Yuvraj was the overwhelming winner with 70%.

Sure, it wasn’t a completely flawless innings. He was lucky not to have inside-edged a Aniket Choudhary delivery on to his stumps and was dropped by Sreenath Aravind in the deep.

But there was so much to admire. Like his cover drives through the line. Nothing too complex, too complicated. The bat coming down in one gorgeous arc. Meeting the ball right in the centre. Dispatching it to the boundary line and sometimes beyond.

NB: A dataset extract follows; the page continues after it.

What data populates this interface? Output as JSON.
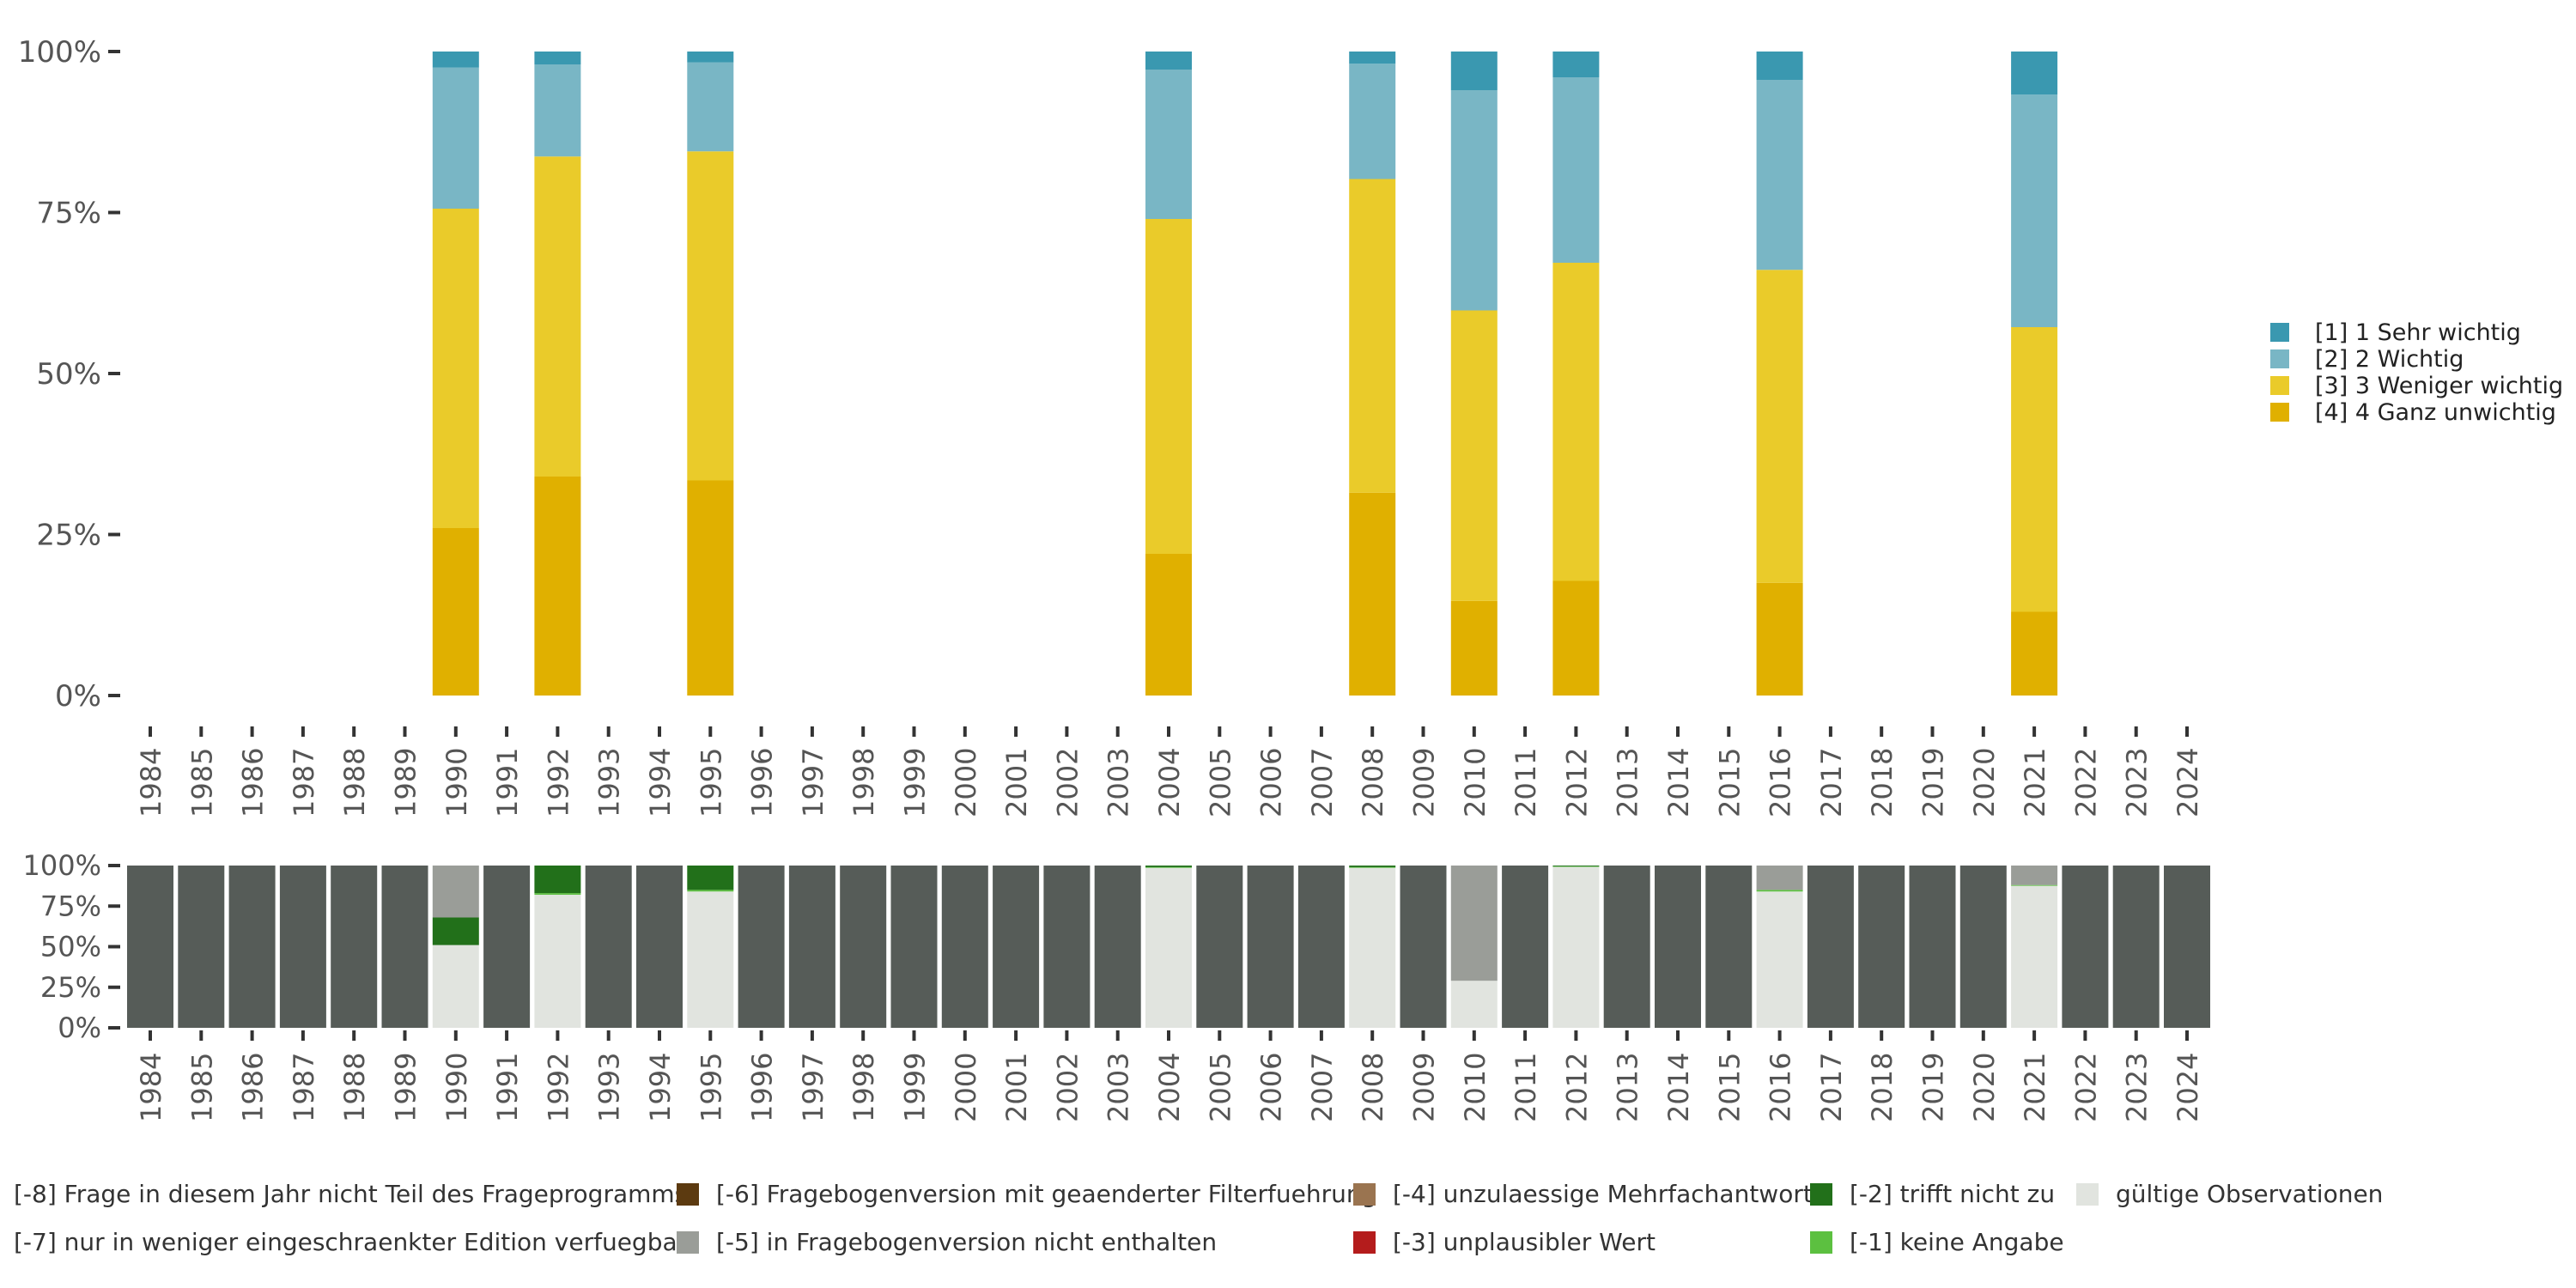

Image credit: Ron Gaunt/Sportzpics
Image credit: Ron Gaunt/Sportzpics

The Royal Challengers Bangalore’s bowlers thought they could get him on the short ball. Of course, they could have but Aravind dropped it and with it the match. Yuvraj just kept on playing his beautiful swivel pull. His hands are so good to watch. Moving so fast, the bat speed flashing by in a blur. Yuvraj may not be the strongest man in Indian cricket but his bat speed and fast hands can hit the ball out of any stadium.

Even his captain David Warner was in the mood for throwbacks.

“That’s the Yuvi I used to watch on TV,” Warner said. “Superb stroke-play, hitting it clean, and, you know what, he backed himself. And that’s the way we want him to keep playing.”

You can sense that a lot of Yuvraj’s gameplay is about confidence. When he’s in the best of nick, everything just moves together. Head, bat, feet, arms - they all sync and there’s destruction. But when he’s not in the best of form, things go awry. That’s what we saw earlier. But thankfully he managed to get over that.

“My batting has been up and down over the couple of years, but I am feeling really good at the moment. I just need to continue this good run forward,” said the left-hander on his 27-ball 62. “The comeback into the Indian team has really helped me. I am more free in my mind and I am not worrying anymore about making a comeback. I am just going to play according to the situation and express myself.”

A free Yuvraj, unburdened by pressure, is a Yuvraj Singh at the prime of his ability. And that’s not good news for the seven other IPL franchises.